Курво не явился — Феанаро понимал его. Есть дела поважнее, успеется обняться с родителями. Он бы и сам вперед не к отцу побежал.
В Нэльо росту, как в воплощенных валар. Плечи широченные, как у Аулэ. Обе руки целы, правая даже невредима, левая ладонь — в белесых рубцах страшного ожога. Намо, выходит, и от себя кое-что добавил.
Феанаро подошел ближе, и сыновья расступились.
Лица их сделались растерянными, улыбки Морьо и Турко пропали.
Каким было его лицо, Феанаро не представлял.
Он обнял каждого, и поцеловал в лоб, и назвал по имени, повторяя: добро пожаловать домой, — от самого младшего к самому старшему.
Это было нелепо — и прекрасно: ему потребовалось запрокинуть голову, чтобы смотреть на первенца. А в нем самом росту поболе, чем в сыновьях Индис.
— Жена, — спросил Феанаро, убедившись, что обрел достаточно уверенности в голосе. — Скажи-ка мне: наш старший сын действительно еще длиннее, чем я помню?
Нэльо опешил. Только что рот не раскрыл: как видно, ждал другого. Моргнул в удивлении, неуверенно засмеялся.
Феанаро раскрыл объятия.
Лед был разбит.
А что они думали? Что он спросит: хорошо ли вы исполнили Клятву, мои сыновья?
Он видел, как Клятва исполнялась в каждом их деле.
Любовь к отцу погнала его на смерть. Любовь к отцу погнала их на смерть. Потом до любви уже не было дела, но дети следуют путем родителей. Там, в чертогах Намо, он бы все отдал, чтобы путь этот переиначить, но не на что было разменивать.
Кано, самый странный, самый непостижимый для отца из всех семерых, погиб последним. Страшнее всех. Он видел, как именно, в чертогах Намо слишком многое видится ясно, — и не хотел вспоминать: с убийц уже не спросишь, лисы и вороны, расправившиеся с телом, сдохли еще раньше. Помнил Кано накануне его смерти: опустевшие глаза, незаживающие ожоги на руках, не годных уже ни для арфы, ни для лютни, утратившее всякий след разума лицо. Слышал его последние песни, располосованные безумием, непохожие на песни вовсе.
Один только голос остался прежним: грозовой и чистый голос юности мира, первозданный, оглушающий, как кипящая брызгами вода у подножия водопада. Голос, в насмешку над тем, кому принадлежал, не несший даже оттиска страдания.
Он предчувствовал, что дни Кано сочтены, но они все не иссякали, капали и капали с каждым восходом Анар.
Затянувшаяся пытка давала надежду. Оставьте последнего, думал он, от него не будет ни вреда, ни угрозы, дайте ему вернуться в дом его матери, пошлите ему исцеление.
Но крепко стояли в те годы Врата Ночи.
Вот что Нэрданель чувствовала, наверное, когда просила оставить с ней хотя бы близнецов.

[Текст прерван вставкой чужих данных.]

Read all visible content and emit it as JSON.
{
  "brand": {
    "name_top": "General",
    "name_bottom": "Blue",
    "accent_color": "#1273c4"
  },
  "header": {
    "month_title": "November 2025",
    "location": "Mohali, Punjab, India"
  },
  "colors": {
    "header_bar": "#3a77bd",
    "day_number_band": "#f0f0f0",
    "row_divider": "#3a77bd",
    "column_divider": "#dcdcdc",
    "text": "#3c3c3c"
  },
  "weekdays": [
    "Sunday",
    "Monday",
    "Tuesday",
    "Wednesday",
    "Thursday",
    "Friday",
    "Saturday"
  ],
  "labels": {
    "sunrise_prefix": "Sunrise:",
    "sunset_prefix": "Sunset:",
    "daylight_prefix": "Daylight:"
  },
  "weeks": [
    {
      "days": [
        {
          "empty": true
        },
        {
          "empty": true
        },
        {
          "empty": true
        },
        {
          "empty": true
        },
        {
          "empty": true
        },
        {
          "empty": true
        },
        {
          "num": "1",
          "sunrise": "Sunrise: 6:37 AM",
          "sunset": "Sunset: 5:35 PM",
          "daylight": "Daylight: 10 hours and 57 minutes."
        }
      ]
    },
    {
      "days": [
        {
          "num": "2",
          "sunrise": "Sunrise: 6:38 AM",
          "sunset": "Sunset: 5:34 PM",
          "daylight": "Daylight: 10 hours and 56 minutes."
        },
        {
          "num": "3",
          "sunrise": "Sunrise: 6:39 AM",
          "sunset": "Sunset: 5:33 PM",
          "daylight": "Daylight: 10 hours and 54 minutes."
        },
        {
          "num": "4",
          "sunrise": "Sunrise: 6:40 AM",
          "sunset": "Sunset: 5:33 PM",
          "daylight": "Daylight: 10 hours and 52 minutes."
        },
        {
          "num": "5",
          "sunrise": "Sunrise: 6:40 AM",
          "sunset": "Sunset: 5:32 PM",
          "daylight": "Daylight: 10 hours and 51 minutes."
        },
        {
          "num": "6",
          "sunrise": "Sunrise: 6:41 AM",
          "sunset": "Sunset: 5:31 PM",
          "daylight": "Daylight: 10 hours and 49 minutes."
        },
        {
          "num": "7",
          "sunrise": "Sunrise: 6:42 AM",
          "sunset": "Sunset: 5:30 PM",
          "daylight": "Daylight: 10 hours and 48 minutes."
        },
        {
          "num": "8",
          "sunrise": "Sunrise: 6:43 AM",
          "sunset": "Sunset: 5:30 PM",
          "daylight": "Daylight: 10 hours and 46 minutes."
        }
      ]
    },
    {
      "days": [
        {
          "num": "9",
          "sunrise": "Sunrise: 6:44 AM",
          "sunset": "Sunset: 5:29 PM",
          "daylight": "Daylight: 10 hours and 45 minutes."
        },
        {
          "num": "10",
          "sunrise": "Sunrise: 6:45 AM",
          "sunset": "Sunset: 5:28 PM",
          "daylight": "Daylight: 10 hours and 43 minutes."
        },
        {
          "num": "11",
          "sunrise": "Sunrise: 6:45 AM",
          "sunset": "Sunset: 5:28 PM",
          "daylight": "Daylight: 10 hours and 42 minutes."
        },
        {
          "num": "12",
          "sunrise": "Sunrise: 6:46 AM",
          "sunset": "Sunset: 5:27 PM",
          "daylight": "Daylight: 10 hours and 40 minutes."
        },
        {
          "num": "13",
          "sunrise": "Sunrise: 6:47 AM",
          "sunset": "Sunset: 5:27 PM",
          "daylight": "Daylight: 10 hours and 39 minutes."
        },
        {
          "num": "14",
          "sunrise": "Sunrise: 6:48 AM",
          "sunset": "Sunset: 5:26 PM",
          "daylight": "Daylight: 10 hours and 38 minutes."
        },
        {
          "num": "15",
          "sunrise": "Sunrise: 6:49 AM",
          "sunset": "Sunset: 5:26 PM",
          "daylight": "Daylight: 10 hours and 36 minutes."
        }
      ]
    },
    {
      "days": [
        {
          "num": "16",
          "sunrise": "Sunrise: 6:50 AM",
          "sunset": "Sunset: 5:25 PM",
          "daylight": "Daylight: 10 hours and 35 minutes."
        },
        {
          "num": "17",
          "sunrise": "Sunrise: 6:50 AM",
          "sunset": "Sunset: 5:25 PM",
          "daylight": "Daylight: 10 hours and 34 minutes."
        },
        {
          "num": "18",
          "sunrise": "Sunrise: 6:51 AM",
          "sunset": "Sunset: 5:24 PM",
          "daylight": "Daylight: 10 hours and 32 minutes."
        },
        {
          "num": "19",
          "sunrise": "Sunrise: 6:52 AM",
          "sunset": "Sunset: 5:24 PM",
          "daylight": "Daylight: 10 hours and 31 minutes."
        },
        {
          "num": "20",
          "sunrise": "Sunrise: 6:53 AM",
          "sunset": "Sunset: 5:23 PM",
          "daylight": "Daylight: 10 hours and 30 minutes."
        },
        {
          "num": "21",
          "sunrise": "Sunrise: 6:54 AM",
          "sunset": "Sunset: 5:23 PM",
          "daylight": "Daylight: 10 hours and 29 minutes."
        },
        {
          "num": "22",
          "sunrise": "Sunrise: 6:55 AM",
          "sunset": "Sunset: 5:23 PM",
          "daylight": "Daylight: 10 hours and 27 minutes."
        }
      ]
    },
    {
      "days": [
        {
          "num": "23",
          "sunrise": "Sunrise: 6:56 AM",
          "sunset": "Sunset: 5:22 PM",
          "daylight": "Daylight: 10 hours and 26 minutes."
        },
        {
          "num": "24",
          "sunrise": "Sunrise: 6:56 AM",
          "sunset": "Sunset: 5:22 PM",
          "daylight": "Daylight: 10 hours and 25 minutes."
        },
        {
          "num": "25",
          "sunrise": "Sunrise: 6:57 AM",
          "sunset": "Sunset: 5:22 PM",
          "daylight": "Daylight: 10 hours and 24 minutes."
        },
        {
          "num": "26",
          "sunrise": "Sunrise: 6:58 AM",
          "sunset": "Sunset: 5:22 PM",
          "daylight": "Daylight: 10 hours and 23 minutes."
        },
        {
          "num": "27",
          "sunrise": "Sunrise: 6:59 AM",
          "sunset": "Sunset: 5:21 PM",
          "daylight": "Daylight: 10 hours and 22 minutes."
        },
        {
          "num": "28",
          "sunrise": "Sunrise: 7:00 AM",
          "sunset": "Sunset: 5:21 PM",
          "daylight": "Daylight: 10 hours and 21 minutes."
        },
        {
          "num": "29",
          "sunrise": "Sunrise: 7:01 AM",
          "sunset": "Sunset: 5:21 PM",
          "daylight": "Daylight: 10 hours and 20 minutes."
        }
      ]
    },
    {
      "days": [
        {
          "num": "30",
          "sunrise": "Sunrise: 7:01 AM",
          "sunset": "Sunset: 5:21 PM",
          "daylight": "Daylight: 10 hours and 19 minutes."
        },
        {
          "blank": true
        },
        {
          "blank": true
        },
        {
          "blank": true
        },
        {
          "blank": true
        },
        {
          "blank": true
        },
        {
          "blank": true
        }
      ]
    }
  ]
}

Он-то думал: жажду торжества.
А оказалось — ужас перед неизбежным.
Окровавленный берег затерялся в ночи, и Феанаро отвернулся. Этот берег отныне забыт, сказал он себе, есть лишь один: тот, что простирается впереди, за бесконечным морем, — и тоже во тьме. Единственный негасимый свет они несут с собой, на кораблях, чьи борта отмывают соленые волны. К тому времени, как доберутся в Лосгар, они снова превратятся в белоснежные.
Посмотрел бы он на всех этих телери, послушал бы их песни, если бы их отцы лежали с размозженными черепами в месиве собственной крови и мозгов…
Но забытый берег напоследок вонзил когти, рвал и рвал, добираясь до нутра.
Что он сделал не так? Недостаточно просил? Недостаточно любил? Если он кого-то и любил в том захлебывающемся чернотой, страхом и неизвестностью городе, так только ее. Если просил кого-то, всем остальным отдавая приказы, — так только ее. А она стояла, далекая, несгибаемая и холодная, как необработанная руда, и речи ее были, как из-под земли, в которую ушла кровь Финвэ. Только земля та горела у Феанаро под ногами и бесновалась, требуя мести. Нэрданель ничего не требовала, она отреклась от него, отреклась настолько, что даже образумить не пыталась, а он, отвергнутый, по-прежнему изводился от того, как подтачивала тоска по ней, — и от этого злость только прибывала. И Нэрданель все-таки зажглась от этой злости, но недоброе то было пламя. «Тогда забирай их, раз так жаден до своей плоти и крови, но помни мое слово: всех ты их не заберешь! Не хочешь оставить мне ни одного, но и сам не сохранишь! Не все они ступят на землю, в которую ты так рвешься!»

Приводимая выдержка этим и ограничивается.